Si l’on excepte Titicut Follies (son tout premier film en hôpital psychiatrique), Welfare est le premier “gros morceau” que je vois de la filmographie de Wiseman – le hasard fait en effet que je ne connaissais jusqu’ici de sa filmo que les films mineurs ou secondaires. Sans conteste, Welfare a quelque chose de grand : aucune des scènes, aucune des situations n’est faible ou dispensable, la structure d’ensemble a quelque chose d’à la fois implacable et majestueux. Wiseman parvient, par-delà la fascination du cinéma direct et de ses morceaux de vie bruts arrachés au réel, à dessiner un enfer cacophonique, croulant sous une tornade kafkaïenne de papiers en tous genres (on a ici une capsule historique saisissante de ce qu’était le monde administratif pré-informatique). Les visiteurs – dont on reconnaît régulièrement certains au détour d’un plan – semblent enfermés dans ce labyrinthe de salles d’attente peuplées à ras bord, comme coincés là jusqu’à la fin des temps.

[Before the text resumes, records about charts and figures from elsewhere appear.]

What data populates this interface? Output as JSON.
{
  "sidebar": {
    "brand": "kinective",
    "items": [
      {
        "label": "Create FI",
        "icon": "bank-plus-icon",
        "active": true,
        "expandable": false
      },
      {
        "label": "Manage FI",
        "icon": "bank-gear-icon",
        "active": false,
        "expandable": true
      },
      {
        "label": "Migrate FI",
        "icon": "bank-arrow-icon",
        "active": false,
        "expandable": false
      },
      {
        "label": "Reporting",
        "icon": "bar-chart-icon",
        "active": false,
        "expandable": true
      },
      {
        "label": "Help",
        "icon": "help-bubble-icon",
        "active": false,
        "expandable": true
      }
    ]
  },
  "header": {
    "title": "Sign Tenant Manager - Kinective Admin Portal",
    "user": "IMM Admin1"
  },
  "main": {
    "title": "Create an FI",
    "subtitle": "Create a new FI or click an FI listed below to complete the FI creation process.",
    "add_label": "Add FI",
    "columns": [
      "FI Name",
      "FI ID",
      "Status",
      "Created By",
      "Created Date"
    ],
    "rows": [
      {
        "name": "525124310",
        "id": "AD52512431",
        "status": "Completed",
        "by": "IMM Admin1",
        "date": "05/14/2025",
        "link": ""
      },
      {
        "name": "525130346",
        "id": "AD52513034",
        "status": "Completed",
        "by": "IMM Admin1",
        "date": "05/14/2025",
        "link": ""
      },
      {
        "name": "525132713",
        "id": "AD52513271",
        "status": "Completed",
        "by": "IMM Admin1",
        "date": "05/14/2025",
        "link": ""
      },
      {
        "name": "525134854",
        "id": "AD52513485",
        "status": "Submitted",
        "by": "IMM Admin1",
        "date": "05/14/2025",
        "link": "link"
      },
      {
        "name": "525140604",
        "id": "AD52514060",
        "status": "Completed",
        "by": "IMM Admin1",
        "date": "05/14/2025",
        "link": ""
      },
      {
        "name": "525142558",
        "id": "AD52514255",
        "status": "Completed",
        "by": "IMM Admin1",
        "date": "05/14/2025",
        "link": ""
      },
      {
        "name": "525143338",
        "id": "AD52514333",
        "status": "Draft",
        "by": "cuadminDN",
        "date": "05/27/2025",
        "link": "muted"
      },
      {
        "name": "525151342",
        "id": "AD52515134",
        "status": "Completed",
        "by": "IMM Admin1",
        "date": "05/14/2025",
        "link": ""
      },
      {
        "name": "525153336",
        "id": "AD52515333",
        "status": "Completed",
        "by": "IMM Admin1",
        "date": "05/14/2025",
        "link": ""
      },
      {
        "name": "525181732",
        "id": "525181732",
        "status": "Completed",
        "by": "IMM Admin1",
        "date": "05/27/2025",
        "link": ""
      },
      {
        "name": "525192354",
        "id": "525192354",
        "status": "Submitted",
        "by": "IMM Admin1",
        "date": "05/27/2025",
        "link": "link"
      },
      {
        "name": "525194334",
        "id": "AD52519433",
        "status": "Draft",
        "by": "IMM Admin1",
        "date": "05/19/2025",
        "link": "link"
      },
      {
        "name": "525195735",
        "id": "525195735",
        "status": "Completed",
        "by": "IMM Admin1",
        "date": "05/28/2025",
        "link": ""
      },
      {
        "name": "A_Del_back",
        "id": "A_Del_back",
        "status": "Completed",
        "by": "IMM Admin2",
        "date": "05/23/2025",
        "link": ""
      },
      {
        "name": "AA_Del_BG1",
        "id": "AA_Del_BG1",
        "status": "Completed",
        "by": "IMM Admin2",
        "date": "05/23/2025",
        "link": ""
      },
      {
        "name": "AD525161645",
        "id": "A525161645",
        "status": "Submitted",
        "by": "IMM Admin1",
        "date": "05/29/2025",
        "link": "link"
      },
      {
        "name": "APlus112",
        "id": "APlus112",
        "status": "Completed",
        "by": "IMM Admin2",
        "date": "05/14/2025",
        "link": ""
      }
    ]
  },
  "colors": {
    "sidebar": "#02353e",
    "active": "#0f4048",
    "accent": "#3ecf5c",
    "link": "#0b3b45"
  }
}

Mais malgré ces qualités, je reste dubitatif devant la durée du film – que ce soit celle des scènes seules, étirées jusqu’à leur dernière goutte, ou celle du film entier. Il se lit peut-être là, dès ce film relativement jeune dans la carrière de Wiseman, l’ambition de créer le documentaire-monument de référence sur le sujet ; mais il en résulte surtout l’impression d’un film qui s’endure et se subit, ne laissant aucune seconde de répit au spectateur, le noyant sous un flot de paroles tendues (en se montrant par ailleurs assez complaisant avec n’importe quel orateur décidant de débiter des conneries pour épater la caméra), jusqu’à nous mener à un point épidermique où l’on a envie de baffer tout le monde, demandeurs comme employés – et c’est sans doute le but (nous faire prendre la mesure de la cocotte-minute), mais l’ensemble fonctionne alors davantage comme une simulation (“vis l’enfer d’un demandeur d’aide sociale”), que comme un film qui aurait fait des choix, qui aurait élu des moments, qui se ménagerait des hors-champ.
En cela oui, c’est du pur cinéma direct, en ce qu’il n’épargne rien de situations vécues, subies en entier, endurées dans toute l’expérience du présent. Mais c’est aussi ce qui rendra pour moi, il me semble, les films de Wiseman toujours potentiellement pénibles, y pénétrant comme on se préparerait à un marathon.